U.S. imports finally back at record level

U.S. imports are running at a record level for the first time since the 2008 global economic crisis began, according to WorldCity analysis of the latest Census Bureau data.

U.S. exports, meanwhile, have been running at record levels all year. Imports lagged, only surpassing the 2008 total in September by a narrow 0.48 percent.

Through September, U.S. exports and imports totaled a record $2.74 trillion, a 17.02 percent increase over the 2010 total for the same time period and 4.32 percent over the 2008 total, the previous high-water mark.

Total exports through September of this year topped $1 trillion for the first time, an increase of 17.79 percent year-over-year and 10.65 percent greater than the previous record year of 2008.

Total imports reached $1.64 trillion through September, a smidgen above the 2008 total for the same time period of $1.63 trillion but 16.51 percent above the 2010 total for the same period.

The U.S. trade deficit increased but not the percentage of U.S. trade that is an export – similar but slightly different measurements.

The deficit – the value of exports minus imports – was $544.16 billion through the first nine months of the year, up from $477.23 billion in 2010 and $361.12 billion in 2009 but below the totals in 2005, 2006, 2007 and 2008.

The percentage of U.S. trade that is an export has stood steady at 40 cents on the dollar for three consecutive years after at least seven years in the range of 35 to 37 cents per dollar.

What this means is that while imports are rising faster in dollars terms, exports are rising faster in percentage terms.

For example, the U.S. trade deficit with China is at a record $217.38 billion through the first nine months of 2011. But, for the first time, the value of U.S. exports surpassed 20 cents for every dollar of trade. While not close to equilibrium, in 2005, it was below 15 cents on the dollar.

U.S. imports from No. 1 trade partner Canada, No. 2 China and No. 3 Mexico all increased more than $26 billion through September, accounting for more than one third of the total increase in imports.

NAFTA partners Canada and Mexico are large oil and gasoline sources while China is a primary supplier of a wide range of manufactured goods.

Oil, overwhelmingly the United States’ top import, and gasoline and other fuels, which jumped two positions to rank No. 3, accounted for one-third of the value of all U.S. imports through September, according to WorldCity analysis. Neither total eclipsed the 2008 record totals, however, when oil prices were last soaring.

The value of motor vehicles, the No. 2 U.S. import, not only fell well short of the record, but remains below the totals for 2004 through 2008.

While the value of oil increased 28.57 percent through September, compared to 16.51 percent for all imports, and refined petroleum increased 41.32 percent in value, motor vehicles rose a mere 5.18 percent. Increasingly, foreign manufacturers are building cars and light trucks in the Southern United States.

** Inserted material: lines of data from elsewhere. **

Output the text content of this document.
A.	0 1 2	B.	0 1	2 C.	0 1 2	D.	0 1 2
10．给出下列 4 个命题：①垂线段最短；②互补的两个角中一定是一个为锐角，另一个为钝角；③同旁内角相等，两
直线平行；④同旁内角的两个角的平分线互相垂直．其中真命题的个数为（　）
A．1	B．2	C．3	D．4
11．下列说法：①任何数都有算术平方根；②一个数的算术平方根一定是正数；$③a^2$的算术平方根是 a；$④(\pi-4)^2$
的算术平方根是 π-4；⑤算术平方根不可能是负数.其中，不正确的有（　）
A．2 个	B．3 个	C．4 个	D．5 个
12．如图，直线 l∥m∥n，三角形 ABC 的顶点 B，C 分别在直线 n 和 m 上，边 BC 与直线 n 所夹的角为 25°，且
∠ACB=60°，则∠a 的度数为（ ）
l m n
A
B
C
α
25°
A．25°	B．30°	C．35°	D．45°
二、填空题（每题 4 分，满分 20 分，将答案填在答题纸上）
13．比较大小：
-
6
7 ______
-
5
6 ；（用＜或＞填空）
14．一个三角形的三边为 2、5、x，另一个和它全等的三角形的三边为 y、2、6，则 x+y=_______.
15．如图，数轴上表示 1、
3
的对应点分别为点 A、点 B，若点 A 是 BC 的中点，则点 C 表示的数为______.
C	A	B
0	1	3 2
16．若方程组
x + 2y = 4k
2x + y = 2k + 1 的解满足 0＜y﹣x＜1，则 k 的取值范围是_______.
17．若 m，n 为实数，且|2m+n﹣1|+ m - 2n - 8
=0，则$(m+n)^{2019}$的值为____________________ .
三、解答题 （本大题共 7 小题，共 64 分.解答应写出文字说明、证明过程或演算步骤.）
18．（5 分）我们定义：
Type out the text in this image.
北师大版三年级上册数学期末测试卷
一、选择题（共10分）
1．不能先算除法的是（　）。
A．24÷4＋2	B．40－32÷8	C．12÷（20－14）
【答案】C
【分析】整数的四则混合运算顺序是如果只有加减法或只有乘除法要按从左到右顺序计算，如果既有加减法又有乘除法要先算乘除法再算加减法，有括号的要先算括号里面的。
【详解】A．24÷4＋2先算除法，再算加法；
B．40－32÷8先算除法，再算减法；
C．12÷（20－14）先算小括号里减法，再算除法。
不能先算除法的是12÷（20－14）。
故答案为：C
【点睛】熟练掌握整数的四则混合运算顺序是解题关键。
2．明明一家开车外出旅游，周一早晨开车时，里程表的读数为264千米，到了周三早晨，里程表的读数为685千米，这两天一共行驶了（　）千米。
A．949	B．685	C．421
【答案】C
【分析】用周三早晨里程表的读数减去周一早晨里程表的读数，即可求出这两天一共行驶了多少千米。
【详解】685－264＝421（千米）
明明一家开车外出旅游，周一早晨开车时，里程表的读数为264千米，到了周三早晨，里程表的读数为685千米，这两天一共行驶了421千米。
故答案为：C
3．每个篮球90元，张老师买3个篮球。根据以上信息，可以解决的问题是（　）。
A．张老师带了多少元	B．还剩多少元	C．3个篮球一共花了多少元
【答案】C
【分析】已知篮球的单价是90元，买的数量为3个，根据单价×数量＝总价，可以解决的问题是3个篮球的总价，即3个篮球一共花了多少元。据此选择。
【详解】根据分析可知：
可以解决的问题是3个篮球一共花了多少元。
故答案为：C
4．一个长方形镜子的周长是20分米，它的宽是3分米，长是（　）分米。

As recently as 2003, the value of motor vehicle imports was greater than that of oil.

Since 2002, the value of oil imported into the United States has risen almost 350 percent – more than $197 billion – almost four times the average for all imports. The value of gasoline and other fuels has increased 382 percent. The value of motor vehicle imports, meanwhile, has increased 5.9 percent in that same time period.